Methotrexate is considered to be a second-line agent in the treatment of PsA. There is an insufficient amount of evidence demonstrating the efficacy of methotrexate in PsA (Ravindran et al. 2008). A randomized placebo-controlled trial with 221 patients found no statistically significant evidence that methotrexate improves any rheumatology-related response indices in PsA (Kingsley et al. 2012). Additionally, there was no observed benefit on objective measures of synovitis (joint counts, ESR, and CRP levels). However, methotrexate did seem to improve subjective symptom assessments. A study comparing the effectiveness of TNF inhibitors and methotrexate showed that disease activity and clinical improvement were significantly larger in the TNF inhibitor group (Heiberg et al. 2007). Of note, many randomized controlled trials studying biologic agents allow the concomitant use of methotrexate during study participation. The majority of the studies have not documented a significant difference in ACR20 response rates in patients taking a biologic in combination with methotrexate and patients taking a biologic alone (Combe et al. 2016).
Apremilast is also considered to be a second-line agent in the management of PsA. At week 16 in the PALACE 1 study, 40% of patients who received apremilast 30 mg BID achieved ACR20 (Kavanaugh et al. 2014a, b). The 24-week analysis showed similar results. A dose-related effect was observed with higher clinical response in patients receiving 30 mg BID compared to 20 mg BID. Similar to biologic studies, biologic-naïve patients had higher ACR20 response rates compared to patients with prior exposure to biologics. In the 52-week follow-up of the PALACE 1 study, 55% of patients receiving apremilast 30 mg BID achieved an ACR20 response (Kavanaugh et al. 2015a, b).
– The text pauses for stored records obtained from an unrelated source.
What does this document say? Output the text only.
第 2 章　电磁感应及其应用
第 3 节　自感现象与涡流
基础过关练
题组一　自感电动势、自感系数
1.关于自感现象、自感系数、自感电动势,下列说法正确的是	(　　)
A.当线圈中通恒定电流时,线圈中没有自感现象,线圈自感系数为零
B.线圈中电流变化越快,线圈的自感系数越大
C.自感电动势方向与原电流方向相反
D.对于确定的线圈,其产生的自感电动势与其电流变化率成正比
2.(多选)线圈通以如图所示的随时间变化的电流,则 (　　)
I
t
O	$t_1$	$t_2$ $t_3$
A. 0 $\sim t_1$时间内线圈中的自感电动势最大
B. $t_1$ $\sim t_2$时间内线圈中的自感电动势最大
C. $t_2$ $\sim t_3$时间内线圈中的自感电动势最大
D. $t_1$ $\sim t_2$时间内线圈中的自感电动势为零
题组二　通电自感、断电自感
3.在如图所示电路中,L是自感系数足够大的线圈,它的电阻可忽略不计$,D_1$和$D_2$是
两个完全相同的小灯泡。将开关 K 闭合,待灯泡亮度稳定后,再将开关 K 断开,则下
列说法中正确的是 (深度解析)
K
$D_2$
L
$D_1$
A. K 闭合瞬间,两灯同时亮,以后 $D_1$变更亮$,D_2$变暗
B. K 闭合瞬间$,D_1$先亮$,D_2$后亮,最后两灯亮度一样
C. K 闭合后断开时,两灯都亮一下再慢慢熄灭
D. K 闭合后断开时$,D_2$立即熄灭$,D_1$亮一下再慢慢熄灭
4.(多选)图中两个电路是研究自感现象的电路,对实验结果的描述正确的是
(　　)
However, only 25% and 14% of patients achieved ACR50 and ACR70, respectively. Improvements from baseline enthesitis and dactylitis were also noted. Efficacy results from the PALACE 2 study showed 53% of patients achieving ACR20 response at week 52 (Cutolo et al. 2016). Similar to PALACE 1, there was a significant decline in ACR50 and ACR70 response rates. The progression of radiographic joint damage has not been documented.